Por ocasião da decisão do STF considerando válida a Lei da Anistia publiquei o artigo que segue. Naquele momento, a Corte Interamericana ainda não havia julgado o caso Araguaia. Preocupa neste momento a idéia de que basta a Comissão da Verdade para resolver o conflito. Não basta. A consciência democrática exige o cumprimento das normas que dizem respeito aos crimes contra a Humanidade. Ou a ditadura acabou ou não acabou. Na Argentina e no Uruguai acabou. Aqui parece que não conseguimos nos livrar dela.
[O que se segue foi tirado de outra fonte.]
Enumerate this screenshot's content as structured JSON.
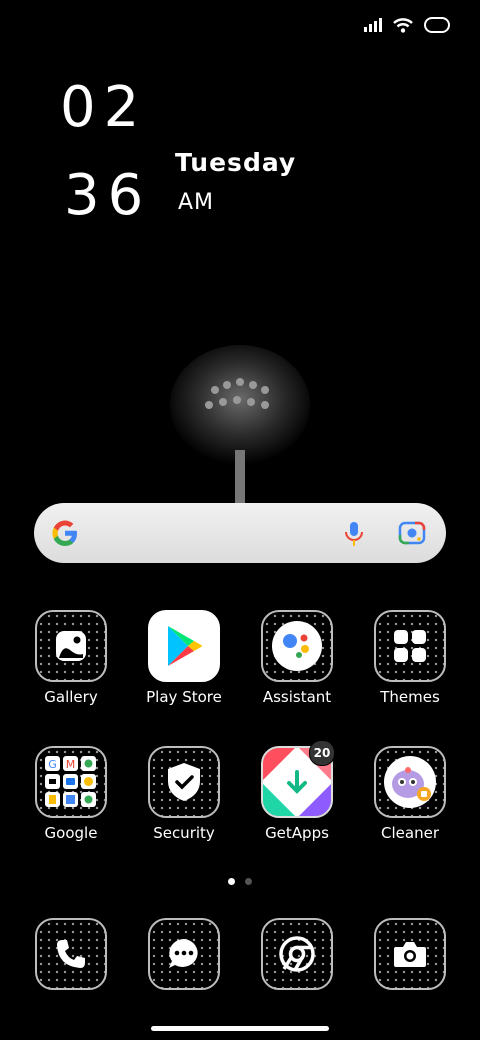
{
  "status_bar": {
    "icons": [
      "signal-icon",
      "wifi-icon",
      "battery-icon"
    ]
  },
  "clock": {
    "hour": "02",
    "minute": "36",
    "day": "Tuesday",
    "ampm": "AM"
  },
  "search": {
    "icons": [
      "google-g-icon",
      "microphone-icon",
      "google-lens-icon"
    ]
  },
  "apps_row1": [
    {
      "label": "Gallery",
      "icon": "gallery-icon"
    },
    {
      "label": "Play Store",
      "icon": "play-store-icon"
    },
    {
      "label": "Assistant",
      "icon": "assistant-icon"
    },
    {
      "label": "Themes",
      "icon": "themes-icon"
    }
  ],
  "apps_row2": [
    {
      "label": "Google",
      "icon": "google-folder-icon"
    },
    {
      "label": "Security",
      "icon": "security-icon"
    },
    {
      "label": "GetApps",
      "icon": "getapps-icon",
      "badge": "20"
    },
    {
      "label": "Cleaner",
      "icon": "cleaner-icon"
    }
  ],
  "dock": [
    {
      "icon": "phone-icon"
    },
    {
      "icon": "messages-icon"
    },
    {
      "icon": "chrome-icon"
    },
    {
      "icon": "camera-icon"
    }
  ],
  "page_indicator": {
    "current": 1,
    "total": 2
  }
}
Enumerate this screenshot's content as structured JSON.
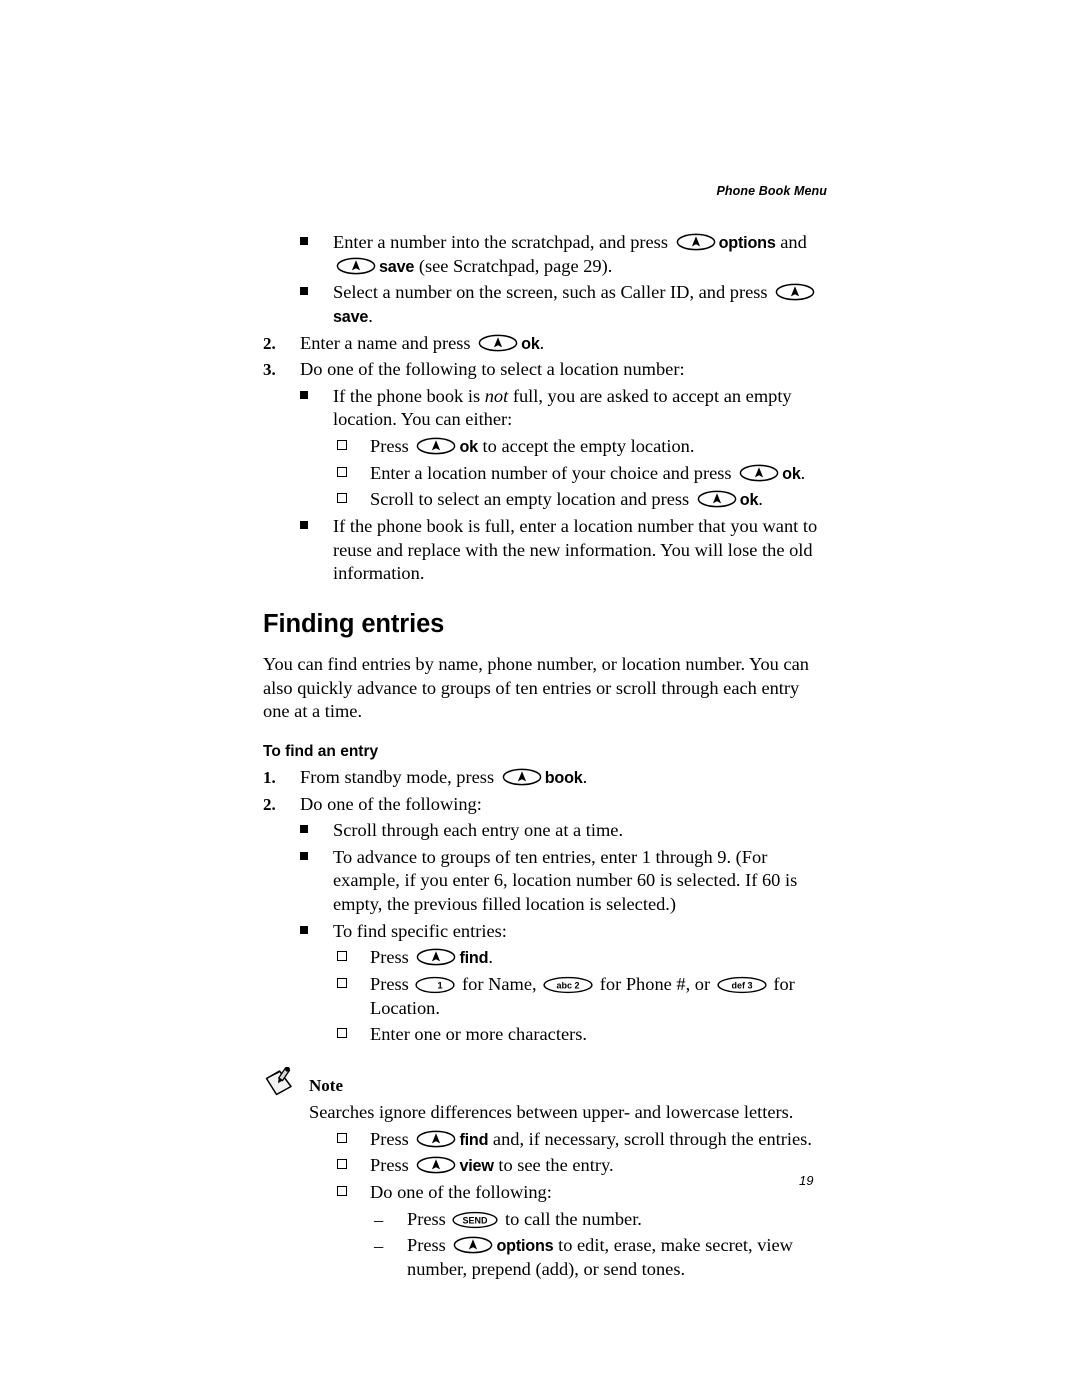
{
  "header": {
    "running_head": "Phone Book Menu"
  },
  "folio": {
    "page_number": "19"
  },
  "icons": {
    "softkey": "softkey-up-arrow-icon",
    "key_1": "1",
    "key_2": "abc 2",
    "key_3": "def 3",
    "key_send": "SEND",
    "note": "note-pencil-paper-icon"
  },
  "blocks": [
    {
      "type": "bullet",
      "level": "square",
      "parts": [
        {
          "t": "text",
          "v": "Enter a number into the scratchpad, and press "
        },
        {
          "t": "softkey"
        },
        {
          "t": "bold",
          "v": "options"
        },
        {
          "t": "text",
          "v": " and "
        },
        {
          "t": "softkey"
        },
        {
          "t": "bold",
          "v": "save"
        },
        {
          "t": "text",
          "v": " (see Scratchpad, page 29)."
        }
      ]
    },
    {
      "type": "bullet",
      "level": "square",
      "parts": [
        {
          "t": "text",
          "v": "Select a number on the screen, such as Caller ID, and press "
        },
        {
          "t": "softkey"
        },
        {
          "t": "bold",
          "v": "save"
        },
        {
          "t": "text",
          "v": "."
        }
      ]
    },
    {
      "type": "numbered",
      "marker": "2.",
      "parts": [
        {
          "t": "text",
          "v": "Enter a name and press "
        },
        {
          "t": "softkey"
        },
        {
          "t": "bold",
          "v": "ok"
        },
        {
          "t": "text",
          "v": "."
        }
      ]
    },
    {
      "type": "numbered",
      "marker": "3.",
      "parts": [
        {
          "t": "text",
          "v": "Do one of the following to select a location number:"
        }
      ]
    },
    {
      "type": "bullet",
      "level": "square",
      "parts": [
        {
          "t": "text",
          "v": "If the phone book is "
        },
        {
          "t": "italic",
          "v": "not"
        },
        {
          "t": "text",
          "v": " full, you are asked to accept an empty location. You can either:"
        }
      ]
    },
    {
      "type": "bullet",
      "level": "hollow",
      "parts": [
        {
          "t": "text",
          "v": "Press "
        },
        {
          "t": "softkey"
        },
        {
          "t": "bold",
          "v": "ok"
        },
        {
          "t": "text",
          "v": " to accept the empty location."
        }
      ]
    },
    {
      "type": "bullet",
      "level": "hollow",
      "parts": [
        {
          "t": "text",
          "v": "Enter a location number of your choice and press "
        },
        {
          "t": "softkey"
        },
        {
          "t": "bold",
          "v": "ok"
        },
        {
          "t": "text",
          "v": "."
        }
      ]
    },
    {
      "type": "bullet",
      "level": "hollow",
      "parts": [
        {
          "t": "text",
          "v": "Scroll to select an empty location and press "
        },
        {
          "t": "softkey"
        },
        {
          "t": "bold",
          "v": "ok"
        },
        {
          "t": "text",
          "v": "."
        }
      ]
    },
    {
      "type": "bullet",
      "level": "square",
      "parts": [
        {
          "t": "text",
          "v": "If the phone book is full, enter a location number that you want to reuse and replace with the new information. You will lose the old information."
        }
      ]
    },
    {
      "type": "heading",
      "text": "Finding entries"
    },
    {
      "type": "paragraph",
      "parts": [
        {
          "t": "text",
          "v": "You can find entries by name, phone number, or location number. You can also quickly advance to groups of ten entries or scroll through each entry one at a time."
        }
      ]
    },
    {
      "type": "subheading",
      "text": "To find an entry"
    },
    {
      "type": "numbered",
      "marker": "1.",
      "parts": [
        {
          "t": "text",
          "v": "From standby mode, press "
        },
        {
          "t": "softkey"
        },
        {
          "t": "bold",
          "v": "book"
        },
        {
          "t": "text",
          "v": "."
        }
      ]
    },
    {
      "type": "numbered",
      "marker": "2.",
      "parts": [
        {
          "t": "text",
          "v": "Do one of the following:"
        }
      ]
    },
    {
      "type": "bullet",
      "level": "square",
      "parts": [
        {
          "t": "text",
          "v": "Scroll through each entry one at a time."
        }
      ]
    },
    {
      "type": "bullet",
      "level": "square",
      "parts": [
        {
          "t": "text",
          "v": "To advance to groups of ten entries, enter 1 through 9. (For example, if you enter 6, location number 60 is selected. If 60 is empty, the previous filled location is selected.)"
        }
      ]
    },
    {
      "type": "bullet",
      "level": "square",
      "parts": [
        {
          "t": "text",
          "v": "To find specific entries:"
        }
      ]
    },
    {
      "type": "bullet",
      "level": "hollow",
      "parts": [
        {
          "t": "text",
          "v": "Press "
        },
        {
          "t": "softkey"
        },
        {
          "t": "bold",
          "v": "find"
        },
        {
          "t": "text",
          "v": "."
        }
      ]
    },
    {
      "type": "bullet",
      "level": "hollow",
      "parts": [
        {
          "t": "text",
          "v": "Press "
        },
        {
          "t": "keycap",
          "v": "key_1"
        },
        {
          "t": "text",
          "v": " for Name, "
        },
        {
          "t": "keycap",
          "v": "key_2"
        },
        {
          "t": "text",
          "v": " for Phone #, or "
        },
        {
          "t": "keycap",
          "v": "key_3"
        },
        {
          "t": "text",
          "v": " for Location."
        }
      ]
    },
    {
      "type": "bullet",
      "level": "hollow",
      "parts": [
        {
          "t": "text",
          "v": "Enter one or more characters."
        }
      ]
    },
    {
      "type": "note",
      "title": "Note",
      "body": "Searches ignore differences between upper- and lowercase letters."
    },
    {
      "type": "bullet",
      "level": "hollow",
      "parts": [
        {
          "t": "text",
          "v": "Press "
        },
        {
          "t": "softkey"
        },
        {
          "t": "bold",
          "v": "find"
        },
        {
          "t": "text",
          "v": " and, if necessary, scroll through the entries."
        }
      ]
    },
    {
      "type": "bullet",
      "level": "hollow",
      "parts": [
        {
          "t": "text",
          "v": "Press "
        },
        {
          "t": "softkey"
        },
        {
          "t": "bold",
          "v": "view"
        },
        {
          "t": "text",
          "v": " to see the entry."
        }
      ]
    },
    {
      "type": "bullet",
      "level": "hollow",
      "parts": [
        {
          "t": "text",
          "v": "Do one of the following:"
        }
      ]
    },
    {
      "type": "bullet",
      "level": "dash",
      "parts": [
        {
          "t": "text",
          "v": "Press "
        },
        {
          "t": "keycap",
          "v": "key_send"
        },
        {
          "t": "text",
          "v": " to call the number."
        }
      ]
    },
    {
      "type": "bullet",
      "level": "dash",
      "parts": [
        {
          "t": "text",
          "v": "Press "
        },
        {
          "t": "softkey"
        },
        {
          "t": "bold",
          "v": "options"
        },
        {
          "t": "text",
          "v": " to edit, erase, make secret, view number, prepend (add), or send tones."
        }
      ]
    }
  ]
}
   O ministro Eros Grau iniciou seu voto condutor no julgamento sobre a Lei da Anistia com uma concepção doutrinária que lhe é cara: a distinção entre texto normativo e norma. Se o texto normativo diz que “é proibido o trânsito de veículos no parque”, o juiz pode extrair deste enunciado várias normas. Pode dizer que uma bicicleta é um veículo ou pode dizer que uma bicicleta não é bem um veículo. De plano, neste singelo exemplo, já extraímos duas normas de um só texto. O que o juiz faz é optar por uma delas, com base em razões assentadas em valores sociais (que tendem a reproduzir valores expressivos ou dominantes na sociedade), conceitos jurídicos formais, concepções culturais e filosóficas, mas também em meras escolhas políticas. Simplesmente opções políticas, que podem determinar (tratando-se de julgamento do Supremo Tribunal Federal) tanto o rumo da República quanto o destino de nosso patrimônio, de nossa liberdade, de nossa integridade física, espiritual e cultural como indivíduos ou como povo.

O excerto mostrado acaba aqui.